Domaine de Cadablès Au sortir de nos petites boites. Au sortir de nos petites boites !
La compréhension du temps long et la résilience sont certainement les vertus paysannes par excellence et le recul pris durant les temps de doutes nous a permis de sortir la tête relativement haute de l’arrêt brutal, de la claustration imposée.
Sentinelles du changement climatique à la merci du vent, des pluies, du soleil, des grêles nous avons appris durant ces seize années d'agriculture paysanne à relativiser, à voir venir , à laisser aller, à se fondre dans le mouvement pour nous lover, nous adapter et le covid n'en sera qu'un exemple.
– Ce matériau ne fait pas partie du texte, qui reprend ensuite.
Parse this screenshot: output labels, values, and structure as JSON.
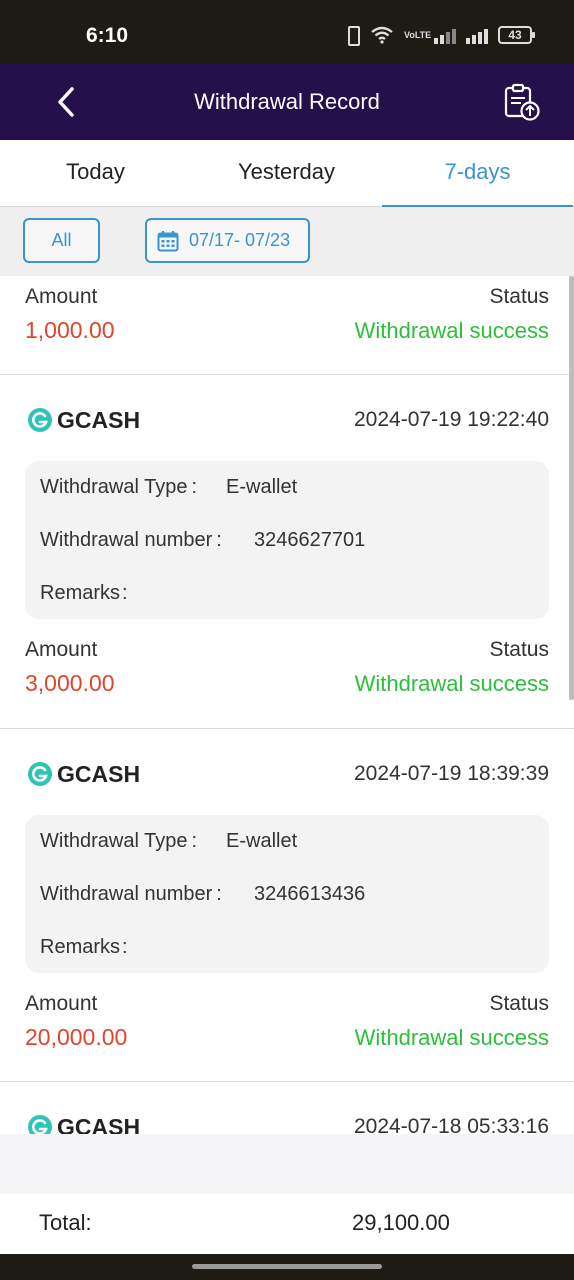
{
  "status_bar": {
    "time": "6:10",
    "volte": "VoLTE",
    "battery": "43"
  },
  "header": {
    "title": "Withdrawal Record",
    "back_icon": "chevron-left-icon",
    "export_icon": "clipboard-upload-icon"
  },
  "tabs": [
    {
      "label": "Today",
      "active": false
    },
    {
      "label": "Yesterday",
      "active": false
    },
    {
      "label": "7-days",
      "active": true
    }
  ],
  "filters": {
    "all_label": "All",
    "date_range": "07/17- 07/23"
  },
  "colors": {
    "header_bg": "#24104a",
    "accent": "#3a93cf",
    "amount": "#e0452c",
    "success": "#2cbf3a",
    "gcash": "#2ec4b6"
  },
  "partial_record": {
    "amount_label": "Amount",
    "status_label": "Status",
    "amount": "1,000.00",
    "status": "Withdrawal success"
  },
  "records": [
    {
      "provider": "GCASH",
      "datetime": "2024-07-19 19:22:40",
      "type_label": "Withdrawal Type",
      "type": "E-wallet",
      "number_label": "Withdrawal number",
      "number": "3246627701",
      "remarks_label": "Remarks",
      "remarks": "",
      "amount_label": "Amount",
      "status_label": "Status",
      "amount": "3,000.00",
      "status": "Withdrawal success"
    },
    {
      "provider": "GCASH",
      "datetime": "2024-07-19 18:39:39",
      "type_label": "Withdrawal Type",
      "type": "E-wallet",
      "number_label": "Withdrawal number",
      "number": "3246613436",
      "remarks_label": "Remarks",
      "remarks": "",
      "amount_label": "Amount",
      "status_label": "Status",
      "amount": "20,000.00",
      "status": "Withdrawal success"
    },
    {
      "provider": "GCASH",
      "datetime": "2024-07-18 05:33:16"
    }
  ],
  "total": {
    "label": "Total:",
    "value": "29,100.00"
  }
}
A l’arrêt des affaires succéda une angoisse toute légitime vite chassée par la réflexion, le souvenir de l'abnégation des premières années, le souvenir des printemps compliqués à la vigne, des étés trop torrides qui n'ont pas altéré notre envie d'exister, de continuer coûte que coûte cette aventure enthousiasmante, ce chemin souvent pris à rebrousse poils, cette folle envie de cultiver, de vinifier dans le sens du vivant. Lorsque trop essoufflés, nos énervements prennent le dessus cela retombe malgré tout. La furie intérieure se calme assez vite, l'envie revient d'un rien, d'une parole, d'un espoir retrouvé.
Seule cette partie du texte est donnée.